Trump Tandatangani RUU Terkait Hong Kong

Presiden Donald Trump telah menandatangani dua rancangan undang-undang yang mendukung para demonstran Hong Kong menjadi undang-undang pada hari Rabu, meskipun Beijing berulang kali keberatan.

“Saya menandatangani RUU ini untuk menghormati Presiden Xi, China, dan orang-orang Hong Kong. Mereka diberlakukan dengan harapan bahwa Pemimpin dan Perwakilan China dan Hong Kong akan dapat menyelesaikan perbedaan mereka secara damai yang mengarah pada perdamaian jangka panjang dan kemakmuran bagi semua, ” kata Trump dalam sebuah pernyataan yang dikeluarkan oleh Gedung Putih.

Hong Kong, bekas koloni Inggris yang kembali ke pemerintahan China pada tahun 1997, telah dilanda protes anti-pemerintah selama berbulan-bulan.

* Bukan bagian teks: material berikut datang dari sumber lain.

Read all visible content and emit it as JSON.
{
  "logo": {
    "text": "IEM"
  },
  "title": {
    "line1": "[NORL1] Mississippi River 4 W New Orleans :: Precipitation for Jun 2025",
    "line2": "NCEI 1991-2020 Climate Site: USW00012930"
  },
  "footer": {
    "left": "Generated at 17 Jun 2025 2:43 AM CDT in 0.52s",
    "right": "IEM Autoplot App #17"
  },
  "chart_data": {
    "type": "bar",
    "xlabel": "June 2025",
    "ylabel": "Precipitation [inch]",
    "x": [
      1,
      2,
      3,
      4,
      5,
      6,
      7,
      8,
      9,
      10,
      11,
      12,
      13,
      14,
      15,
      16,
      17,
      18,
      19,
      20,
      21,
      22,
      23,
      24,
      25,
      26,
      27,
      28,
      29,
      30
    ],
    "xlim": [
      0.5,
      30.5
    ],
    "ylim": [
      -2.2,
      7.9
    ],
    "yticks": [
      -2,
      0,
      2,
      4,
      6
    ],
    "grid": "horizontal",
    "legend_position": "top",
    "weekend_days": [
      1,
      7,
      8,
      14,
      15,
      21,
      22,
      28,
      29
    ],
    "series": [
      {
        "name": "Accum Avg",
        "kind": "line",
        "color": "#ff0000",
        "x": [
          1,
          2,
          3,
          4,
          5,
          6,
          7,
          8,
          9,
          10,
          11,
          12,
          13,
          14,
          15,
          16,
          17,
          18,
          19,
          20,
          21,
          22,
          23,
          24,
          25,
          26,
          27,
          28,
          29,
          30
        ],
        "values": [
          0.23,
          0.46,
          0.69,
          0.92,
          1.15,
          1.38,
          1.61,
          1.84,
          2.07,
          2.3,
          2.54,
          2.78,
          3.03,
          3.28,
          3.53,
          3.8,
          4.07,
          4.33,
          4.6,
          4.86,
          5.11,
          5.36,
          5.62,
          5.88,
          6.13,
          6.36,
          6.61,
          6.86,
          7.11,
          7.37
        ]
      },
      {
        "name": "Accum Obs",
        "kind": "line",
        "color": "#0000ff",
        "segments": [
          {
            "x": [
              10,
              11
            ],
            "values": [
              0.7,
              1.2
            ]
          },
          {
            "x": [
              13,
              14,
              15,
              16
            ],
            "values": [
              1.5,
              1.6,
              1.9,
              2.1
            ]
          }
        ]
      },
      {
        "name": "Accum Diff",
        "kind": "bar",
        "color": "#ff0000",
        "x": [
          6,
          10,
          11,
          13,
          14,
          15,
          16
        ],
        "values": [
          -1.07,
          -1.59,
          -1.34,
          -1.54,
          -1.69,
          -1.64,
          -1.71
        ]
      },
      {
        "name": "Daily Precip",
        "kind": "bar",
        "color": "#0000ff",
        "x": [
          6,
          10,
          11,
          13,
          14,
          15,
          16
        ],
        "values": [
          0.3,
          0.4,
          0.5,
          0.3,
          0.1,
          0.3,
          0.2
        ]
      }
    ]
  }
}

Awalnya dipicu oleh undang-undang yang akan memungkinkan ekstradisi ke daratan China, protes telah berubah menjadi demonstrasi anti-pemerintah yang lebih luas, termasuk berbagai tuntutan yang lebih luas seperti demokrasi yang lebih besar dan hak pilih universal.

Pernyataan Trump pada hari Rabu mengulang komentar sebelumnya bahwa China harus menangani situasi itu sendiri. Meskipun dia juga memperingatkan bahwa perlakuan keras terhadap orang-orang di Hong Kong dapat menggagalkan negosiasi perdagangan.

Trump menandatangani undang-undang tersebut saat ia mencoba mencapai kesepakatan perdagangan “fase satu” dengan Beijing, yang telah berulang kali sangat keberatan dengan undang-undang tersebut dan dianggap sebagai campur tangan dalam urusan dalam negerinya. Pemerintah Hong Kong juga menentang RUU tersebut, mengatakan bahwa UU itu “tidak perlu dan tidak beralasan.”